As Jennifer Jenkins mentions in her recent C&RL News article, Last sale? Libraries’ rights in the digital age, libraries are permitted to loan purchased physical copies of works under the “first sale” doctrine, an official part of copyright law. However, this provision does not apply to electronic works, and most publishing contracts actually specify the transaction in terms of a license of the material, rather than a purchase. Under these types of licences libraries have even less control over their electronic collections. Until recently, no academic institution has been ambitious enough to attempt a method of “lending” entire eBooks to consortial partners.
The gridlock over eBook lending may change if a new pilot program from Texas Tech University and the University of Hawaii-Manoa is successful. As reported in the Chronicle of Higher Education (Library Consortium Tests Interlibrary Loan of e-Books), the Greater Western Library Alliance partners have successfully recruited major academic publisher Springer to allow them to test a newly developed system for loaning eBooks via ILL.
The developers came up with a straightforward, frills-free solution. Using the web-based Occam’s Reader software, a lending library takes a stripped-down version of an e-book and loads it onto a secure web server. (Publisher metadata is removed in the process, Mr. Litsey says, to keep the feel of a print-book loan and—more important from a marketing perspective—as a compromise to preserve the potential sales appeal of publishers’ enhanced versions.)
The fact that universities and publishers are willing to work together to tackle the thorny issue of inter-library eLending is encouraging, since it has been a debacle from the moment the first eBook was created. And the approach is intriguing – as noted, the Occam’s Reader software passes only the raw content of the book to the inter-institutuion borrower, thus removing tools like bookmarking, note-taking, and citation management interoperability. The “owning” library is able to lend the whole book, and the publisher maintains a proprietary hold on the financial incentives that make eBooks more attractive to purchase (or subscribe to) in the first place.
As a media librarian at an institution that is moving to subscription-based acquisition of online streaming media collections, I have to wonder if a similar model could work for eLoaning videos. Like the Occam’s Reader model, there should be an easy way to serve a stripped-down video stream, without the fancy publisher features like interactive transcripts, clipping tools, playlists and annotations.
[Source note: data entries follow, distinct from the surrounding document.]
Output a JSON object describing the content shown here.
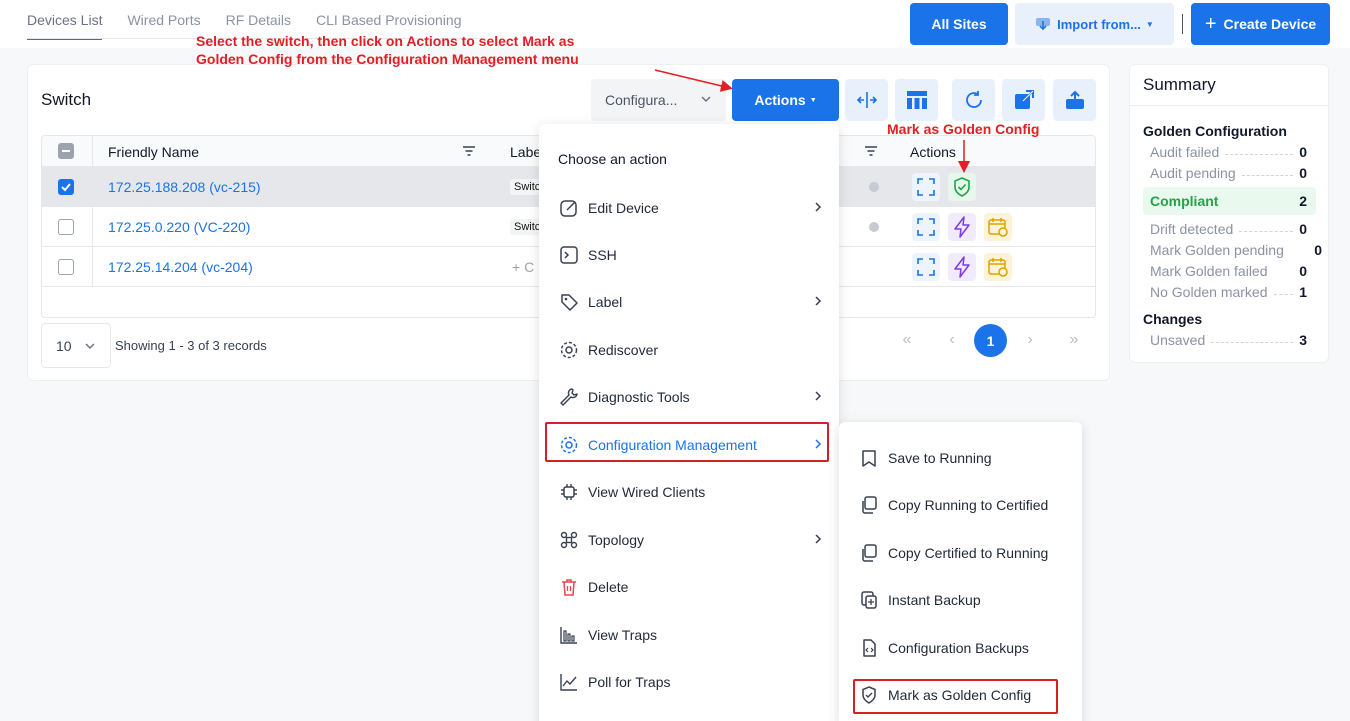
{
  "tabs": [
    "Devices List",
    "Wired Ports",
    "RF Details",
    "CLI Based Provisioning"
  ],
  "header_buttons": {
    "all_sites": "All Sites",
    "import": "Import from...",
    "create": "Create Device"
  },
  "annotations": {
    "main_line1": "Select the switch, then click on Actions to select Mark as",
    "main_line2": "Golden Config from the Configuration Management menu",
    "golden": "Mark as Golden Config"
  },
  "panel": {
    "title": "Switch",
    "config_dropdown": "Configura...",
    "actions_button": "Actions"
  },
  "table": {
    "columns": {
      "friendly_name": "Friendly Name",
      "labels": "Labe",
      "actions": "Actions"
    },
    "rows": [
      {
        "name": "172.25.188.208 (vc-215)",
        "label": "Switc",
        "selected": true
      },
      {
        "name": "172.25.0.220 (VC-220)",
        "label": "Switc",
        "selected": false
      },
      {
        "name": "172.25.14.204 (vc-204)",
        "label": "+ C",
        "selected": false
      }
    ]
  },
  "pagination": {
    "page_size": "10",
    "records": "Showing 1 - 3 of 3 records",
    "current_page": "1"
  },
  "summary": {
    "title": "Summary",
    "golden_heading": "Golden Configuration",
    "items": [
      {
        "label": "Audit failed",
        "value": "0"
      },
      {
        "label": "Audit pending",
        "value": "0"
      },
      {
        "label": "Compliant",
        "value": "2"
      },
      {
        "label": "Drift detected",
        "value": "0"
      },
      {
        "label": "Mark Golden pending",
        "value": "0"
      },
      {
        "label": "Mark Golden failed",
        "value": "0"
      },
      {
        "label": "No Golden marked",
        "value": "1"
      }
    ],
    "changes_heading": "Changes",
    "changes": [
      {
        "label": "Unsaved",
        "value": "3"
      }
    ]
  },
  "action_menu": {
    "heading": "Choose an action",
    "items": [
      {
        "label": "Edit Device",
        "icon": "edit-icon",
        "submenu": true
      },
      {
        "label": "SSH",
        "icon": "terminal-icon",
        "submenu": false
      },
      {
        "label": "Label",
        "icon": "tag-icon",
        "submenu": true
      },
      {
        "label": "Rediscover",
        "icon": "gear-icon",
        "submenu": false
      },
      {
        "label": "Diagnostic Tools",
        "icon": "wrench-icon",
        "submenu": true
      },
      {
        "label": "Configuration Management",
        "icon": "gear-icon",
        "submenu": true
      },
      {
        "label": "View Wired Clients",
        "icon": "chip-icon",
        "submenu": false
      },
      {
        "label": "Topology",
        "icon": "topology-icon",
        "submenu": true
      },
      {
        "label": "Delete",
        "icon": "trash-icon",
        "submenu": false
      },
      {
        "label": "View Traps",
        "icon": "bar-chart-icon",
        "submenu": false
      },
      {
        "label": "Poll for Traps",
        "icon": "line-chart-icon",
        "submenu": false
      }
    ]
  },
  "config_submenu": {
    "items": [
      {
        "label": "Save to Running",
        "icon": "save-icon"
      },
      {
        "label": "Copy Running to Certified",
        "icon": "copy-icon"
      },
      {
        "label": "Copy Certified to Running",
        "icon": "copy-icon"
      },
      {
        "label": "Instant Backup",
        "icon": "backup-icon"
      },
      {
        "label": "Configuration Backups",
        "icon": "code-file-icon"
      },
      {
        "label": "Mark as Golden Config",
        "icon": "shield-check-icon"
      }
    ]
  },
  "colors": {
    "primary": "#1a73e8",
    "annotation": "#e31e24",
    "compliant": "#22a447"
  }
}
Would Alexander Street Press, Docuseek2 contributors, or heavyweights like Swank be willing to negotiate contract terms so that we could lend individual films to partner institutions? Given the restrictive terms currently present in these licensing agreements, I have my doubts. But someone has to start the conversation in order for it to gain momentum.
Meanwhile, it will be interesting to see how the Occam’s Reader project influences policies and actions for other institutions and publishers. Ideally, libraries will be able to retain some kind of right-to-lend, even if the context justification happens differently than outlined via First Sale. After all, lending is what we are here for, and without the ability to lend between institutions, collections budgets will not be able to keep up with user needs. As much as voluntary cooperation is useful, without the rule of law to back up our actions, most institutions will be hesitant to break new ground into legal grey areas.